Neurol Sci. 2008 Jun;29(3):181-3. doi: 10.1007/s10072-008-0933-2. Epub 2008 Jul 9.
Acute akinesia (AA) is a rare but serious complication of Parkinson's Disease (PD) 0,3% of all patients with PD). It can be related to infectious condition, surgery, or treatment changes. AA can completely recover or result in some motor deficits, and, in the most severe forms, it may lead to untreatable complications and death. Here we report the case of a 67-year-old man with PD who rapidly developed a severe akinetic state with rise of temperature (39 degrees C) and creatine phosphokinase concentration (up to 5000 mg/dL). After excluding infection diseases and other pathologies, we suspected AA and added apomorphine 50mg/die s.c. and ondansetron 8 mg i.v. The patient responded to treatment and ameliorated in few weeks.
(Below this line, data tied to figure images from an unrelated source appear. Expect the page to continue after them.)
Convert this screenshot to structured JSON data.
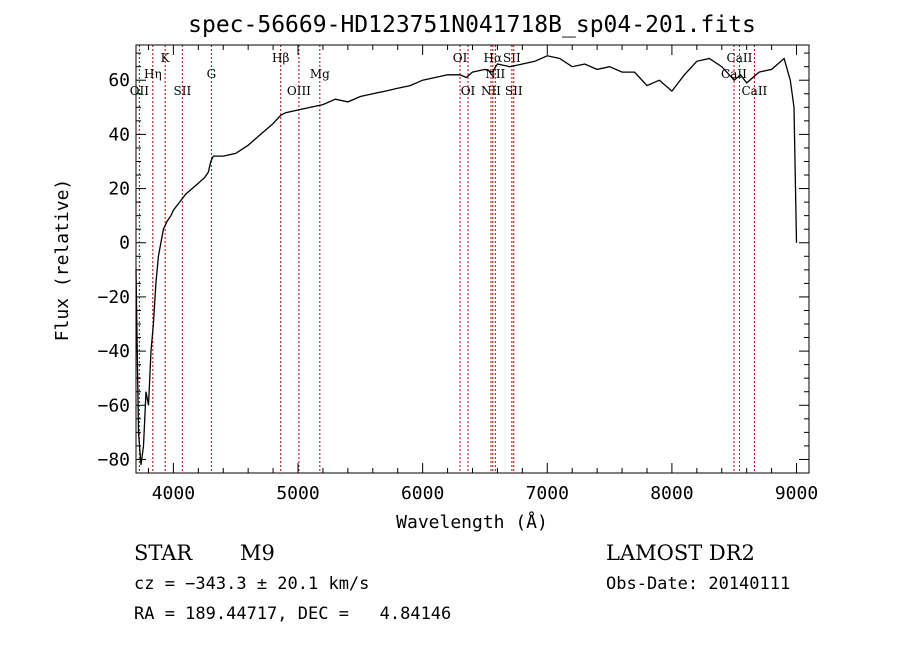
{
  "chart_data": {
    "type": "line",
    "title": "spec-56669-HD123751N041718B_sp04-201.fits",
    "xlabel": "Wavelength (Å)",
    "ylabel": "Flux (relative)",
    "xlim": [
      3700,
      9100
    ],
    "ylim": [
      -85,
      73
    ],
    "x_ticks": [
      4000,
      5000,
      6000,
      7000,
      8000,
      9000
    ],
    "y_ticks": [
      -80,
      -60,
      -40,
      -20,
      0,
      20,
      40,
      60
    ],
    "grid": false,
    "series": [
      {
        "x": [
          3700,
          3720,
          3740,
          3760,
          3780,
          3800,
          3820,
          3840,
          3860,
          3880,
          3900,
          3920,
          3950,
          3980,
          4000,
          4050,
          4100,
          4150,
          4200,
          4250,
          4280,
          4300,
          4320,
          4400,
          4500,
          4600,
          4700,
          4800,
          4860,
          4900,
          5000,
          5100,
          5200,
          5300,
          5400,
          5500,
          5600,
          5700,
          5800,
          5900,
          6000,
          6100,
          6200,
          6300,
          6350,
          6400,
          6500,
          6560,
          6600,
          6700,
          6800,
          6900,
          7000,
          7100,
          7200,
          7300,
          7400,
          7500,
          7600,
          7700,
          7800,
          7900,
          8000,
          8100,
          8200,
          8300,
          8400,
          8500,
          8550,
          8600,
          8700,
          8800,
          8850,
          8900,
          8950,
          8980,
          9000
        ],
        "y": [
          -10,
          -70,
          -82,
          -75,
          -55,
          -60,
          -40,
          -30,
          -15,
          -5,
          0,
          5,
          8,
          10,
          12,
          15,
          18,
          20,
          22,
          24,
          26,
          30,
          32,
          32,
          33,
          36,
          40,
          44,
          47,
          48,
          49,
          50,
          51,
          53,
          52,
          54,
          55,
          56,
          57,
          58,
          60,
          61,
          62,
          62,
          61,
          63,
          64,
          63,
          66,
          65,
          66,
          67,
          69,
          68,
          65,
          66,
          64,
          65,
          63,
          63,
          58,
          60,
          56,
          62,
          67,
          68,
          65,
          60,
          62,
          59,
          63,
          64,
          66,
          68,
          60,
          50,
          0
        ]
      }
    ],
    "spectral_lines": [
      {
        "name": "OII",
        "x": 3727,
        "pos": "lower"
      },
      {
        "name": "Hη",
        "x": 3835,
        "pos": "middle"
      },
      {
        "name": "K",
        "x": 3934,
        "pos": "upper"
      },
      {
        "name": "SII",
        "x": 4072,
        "pos": "lower"
      },
      {
        "name": "G",
        "x": 4305,
        "pos": "middle"
      },
      {
        "name": "Hβ",
        "x": 4861,
        "pos": "upper"
      },
      {
        "name": "OIII",
        "x": 5007,
        "pos": "lower"
      },
      {
        "name": "Mg",
        "x": 5175,
        "pos": "middle"
      },
      {
        "name": "OI",
        "x": 6300,
        "pos": "upper"
      },
      {
        "name": "OI",
        "x": 6364,
        "pos": "lower"
      },
      {
        "name": "NII",
        "x": 6548,
        "pos": "lower"
      },
      {
        "name": "Hα",
        "x": 6563,
        "pos": "upper"
      },
      {
        "name": "NII",
        "x": 6583,
        "pos": "middle"
      },
      {
        "name": "SII",
        "x": 6716,
        "pos": "upper"
      },
      {
        "name": "SII",
        "x": 6731,
        "pos": "lower"
      },
      {
        "name": "CaII",
        "x": 8498,
        "pos": "middle"
      },
      {
        "name": "CaII",
        "x": 8542,
        "pos": "upper"
      },
      {
        "name": "CaII",
        "x": 8662,
        "pos": "lower"
      }
    ]
  },
  "info": {
    "class": "STAR",
    "subclass": "M9",
    "survey": "LAMOST DR2",
    "cz": "cz = −343.3 ± 20.1 km/s",
    "obs_date": "Obs-Date: 20140111",
    "radec": "RA = 189.44717, DEC =   4.84146"
  }
}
急性运动不能(AA)是帕金森病(PD)的一种罕见但严重的并发症(在所有PD患者中占0.3%)。它可能与感染性疾病、手术或治疗方案改变有关。AA可完全恢复或导致一些运动功能缺损,在最严重的情况下,可能会引发无法治疗的并发症并导致死亡。在此,我们报告一例67岁的PD男性患者,该患者迅速发展为严重的运动不能状态,同时伴有体温升高(39摄氏度)和肌酸磷酸激酶浓度升高(高达5000mg/dL)。在排除感染性疾病和其他病理情况后,我们怀疑是AA,并加用了皮下注射阿扑吗啡50mg/天和静脉注射昂丹司琼8mg。患者对治疗有反应,并在几周内病情好转。